Die Berliner schocken den SV Werder mit einem Doppelschlag und machen einen großen Schritt in Richtung Klassenverbleib. Die Bremer hadern mit dem Videoschiedsrichter und müssen nun auch noch auf einige Spieler verzichten.

Von Javier Cáceres, Berlin

Die Partie des 1. FC Union Berlin gegen den SV Werder Bremen war beendet, und die Kameras postierten sich nicht um die Fußball-Darsteller. Sondern um den frisch geduschten Schiedsrichter Daniel Schlager. Mit 2:1 hatte Union gewonnen, mithin einen gewaltigen Schritt in Richtung Klassenverbleib getan (bei acht ausstehenden Spielen beträgt der Vorsprung auf Relegationsplatz 16 ganze neun Punkte). Doch Schlager wurde konsultiert, weil sich die Bremer in einer entscheidenden Szene benachteiligt fühlten: als Yorbe Vertessen in der 51. Minute zum ersten Teil des Köpenicker Doppelschlags ausholte, der Werder letztlich zur Strecke bringen sollte.

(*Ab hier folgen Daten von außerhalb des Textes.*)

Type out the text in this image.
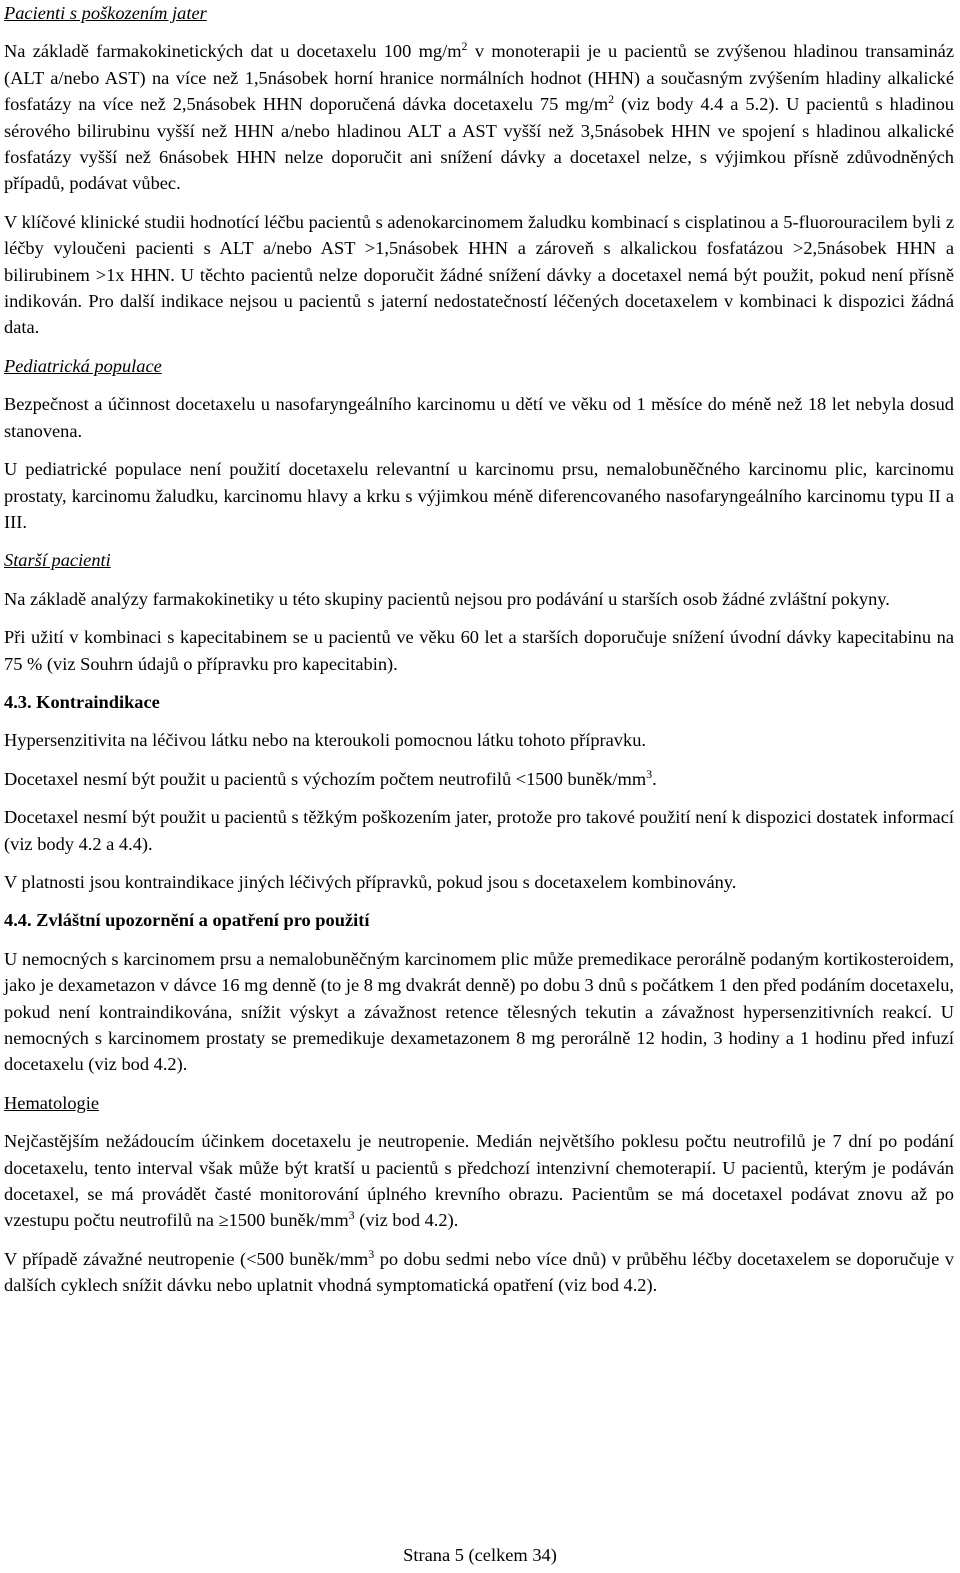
Pacienti s poškozením jater

Na základě farmakokinetických dat u docetaxelu 100 $mg/m^2$ v monoterapii je u pacientů se zvýšenou hladinou transamináz (ALT a/nebo AST) na více než 1,5násobek horní hranice normálních hodnot (HHN) a současným zvýšením hladiny alkalické fosfatázy na více než 2,5násobek HHN doporučená dávka docetaxelu 75 $mg/m^2$ (viz body 4.4 a 5.2). U pacientů s hladinou sérového bilirubinu vyšší než HHN a/nebo hladinou ALT a AST vyšší než 3,5násobek HHN ve spojení s hladinou alkalické fosfatázy vyšší než 6násobek HHN nelze doporučit ani snížení dávky a docetaxel nelze, s výjimkou přísně zdůvodněných případů, podávat vůbec.

V klíčové klinické studii hodnotící léčbu pacientů s adenokarcinomem žaludku kombinací s cisplatinou a 5-fluorouracilem byli z léčby vyloučeni pacienti s ALT a/nebo AST >1,5násobek HHN a zároveň s alkalickou fosfatázou >2,5násobek HHN a bilirubinem >1x HHN. U těchto pacientů nelze doporučit žádné snížení dávky a docetaxel nemá být použit, pokud není přísně indikován. Pro další indikace nejsou u pacientů s jaterní nedostatečností léčených docetaxelem v kombinaci k dispozici žádná data.

Pediatrická populace

Bezpečnost a účinnost docetaxelu u nasofaryngeálního karcinomu u dětí ve věku od 1 měsíce do méně než 18 let nebyla dosud stanovena.

U pediatrické populace není použití docetaxelu relevantní u karcinomu prsu, nemalobuněčného karcinomu plic, karcinomu prostaty, karcinomu žaludku, karcinomu hlavy a krku s výjimkou méně diferencovaného nasofaryngeálního karcinomu typu II a III.

Starší pacienti

Na základě analýzy farmakokinetiky u této skupiny pacientů nejsou pro podávání u starších osob žádné zvláštní pokyny.

Při užití v kombinaci s kapecitabinem se u pacientů ve věku 60 let a starších doporučuje snížení úvodní dávky kapecitabinu na 75 % (viz Souhrn údajů o přípravku pro kapecitabin).

4.3. Kontraindikace

Hypersenzitivita na léčivou látku nebo na kteroukoli pomocnou látku tohoto přípravku.

Docetaxel nesmí být použit u pacientů s výchozím počtem neutrofilů <1500 buněk/$mm^3$.

Docetaxel nesmí být použit u pacientů s těžkým poškozením jater, protože pro takové použití není k dispozici dostatek informací (viz body 4.2 a 4.4).

V platnosti jsou kontraindikace jiných léčivých přípravků, pokud jsou s docetaxelem kombinovány.

4.4. Zvláštní upozornění a opatření pro použití

U nemocných s karcinomem prsu a nemalobuněčným karcinomem plic může premedikace perorálně podaným kortikosteroidem, jako je dexametazon v dávce 16 mg denně (to je 8 mg dvakrát denně) po dobu 3 dnů s počátkem 1 den před podáním docetaxelu, pokud není kontraindikována, snížit výskyt a závažnost retence tělesných tekutin a závažnost hypersenzitivních reakcí. U nemocných s karcinomem prostaty se premedikuje dexametazonem 8 mg perorálně 12 hodin, 3 hodiny a 1 hodinu před infuzí docetaxelu (viz bod 4.2).

Hematologie

Nejčastějším nežádoucím účinkem docetaxelu je neutropenie. Medián největšího poklesu počtu neutrofilů je 7 dní po podání docetaxelu, tento interval však může být kratší u pacientů s předchozí intenzivní chemoterapií. U pacientů, kterým je podáván docetaxel, se má provádět časté monitorování úplného krevního obrazu. Pacientům se má docetaxel podávat znovu až po vzestupu počtu neutrofilů na ≥1500 buněk/$mm^3$ (viz bod 4.2).

V případě závažné neutropenie (<500 buněk/$mm^3$ po dobu sedmi nebo více dnů) v průběhu léčby docetaxelem se doporučuje v dalších cyklech snížit dávku nebo uplatnit vhodná symptomatická opatření (viz bod 4.2).

Strana 5 (celkem 34)
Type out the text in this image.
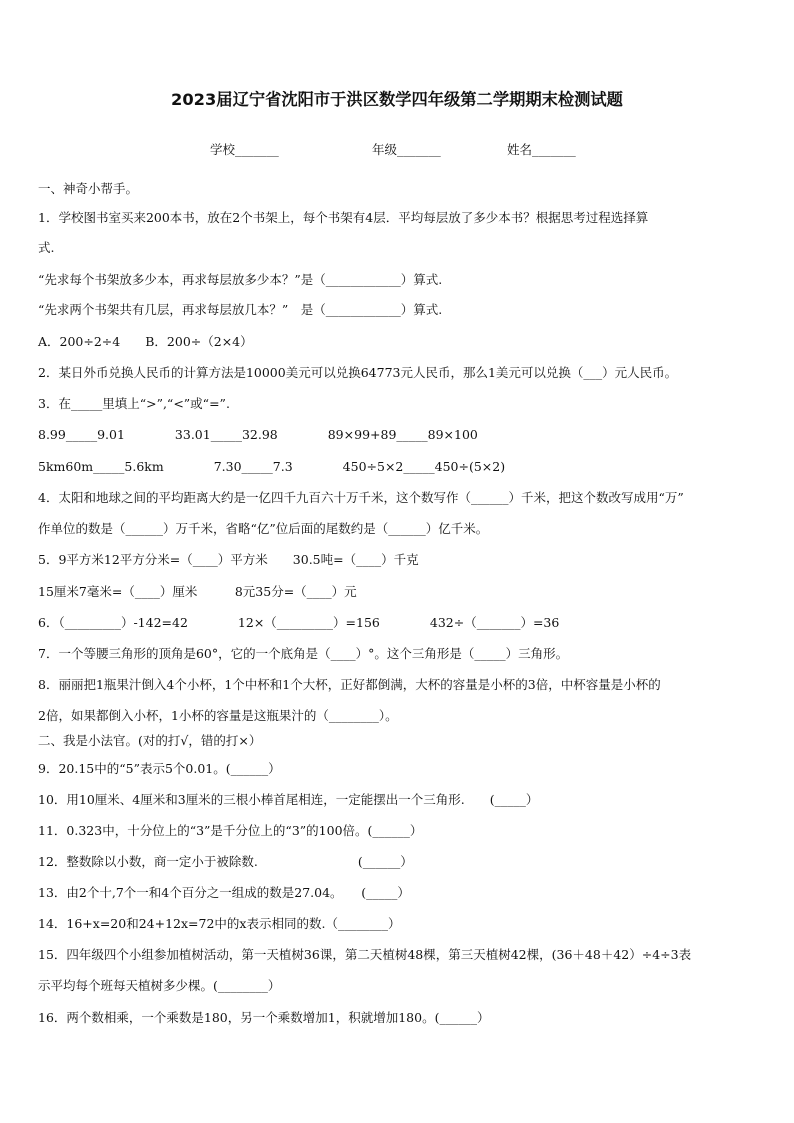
2023届辽宁省沈阳市于洪区数学四年级第二学期期末检测试题
学校_______	年级_______	姓名_______
一、神奇小帮手。
1．学校图书室买来200本书，放在2个书架上，每个书架有4层．平均每层放了多少本书？根据思考过程选择算
式.
“先求每个书架放多少本，再求每层放多少本？”是（____________）算式.
“先求两个书架共有几层，再求每层放几本？”　是（____________）算式.
A．200÷2÷4　　B．200÷（2×4）
2．某日外币兑换人民币的计算方法是10000美元可以兑换64773元人民币，那么1美元可以兑换（___）元人民币。
3．在_____里填上“>”,“<”或“=”.
8.99_____9.01　　　　33.01_____32.98　　　　89×99+89_____89×100
5km60m_____5.6km　　　　7.30_____7.3　　　　450÷5×2_____450÷(5×2)
4．太阳和地球之间的平均距离大约是一亿四千九百六十万千米，这个数写作（______）千米，把这个数改写成用“万”
作单位的数是（______）万千米，省略“亿”位后面的尾数约是（______）亿千米。
5．9平方米12平方分米=（____）平方米　　30.5吨=（____）千克
15厘米7毫米=（____）厘米　　　8元35分=（____）元
6．（_________）-142=42　　　　12×（_________）=156　　　　432÷（_______）=36
7．一个等腰三角形的顶角是60°，它的一个底角是（____）°。这个三角形是（_____）三角形。
8．丽丽把1瓶果汁倒入4个小杯，1个中杯和1个大杯，正好都倒满，大杯的容量是小杯的3倍，中杯容量是小杯的
2倍，如果都倒入小杯，1小杯的容量是这瓶果汁的（________）。
二、我是小法官。(对的打√，错的打×）
9．20.15中的“5”表示5个0.01。(______）
10．用10厘米、4厘米和3厘米的三根小棒首尾相连，一定能摆出一个三角形.　　(_____）
11．0.323中，十分位上的“3”是千分位上的“3”的100倍。(______）
12．整数除以小数，商一定小于被除数.　　　　　　　　(______）
13．由2个十,7个一和4个百分之一组成的数是27.04。　　(_____）
14．16+x=20和24+12x=72中的x表示相同的数.（________）
15．四年级四个小组参加植树活动，第一天植树36课，第二天植树48棵，第三天植树42棵，(36＋48＋42）÷4÷3表
示平均每个班每天植树多少棵。(________）
16．两个数相乘，一个乘数是180，另一个乘数增加1，积就增加180。(______）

"Wofür haben wir den Videoschiedsrichter?", fragte Werders Torwart Michael Zetterer nach der Partie und fand, dass die fragliche Szene ein "Paradebeispiel" für den zwingenden Eingriff des VAR geboten habe. Vertessen hatte geschossen, und just als der Ball aus neun Metern Richtung linken oberen Winkel flog, sprang Unions Stürmer Mikkel Kaufmann vor den Torwart. "Er steht im Schussfeld genau vor mir!", zeterte Zetterer. Doch der Schiedsrichter widersprach nach Ansicht der Bilder vehement. Kaufmann habe im Abseits gestanden, ja. Aber das sei nicht strafbar gewesen, weil er das Sichtfeld des Keepers eben nicht beeinträchtigt habe. Der Videoschiedsrichter habe das genauso gesehen, berichtete Schlager.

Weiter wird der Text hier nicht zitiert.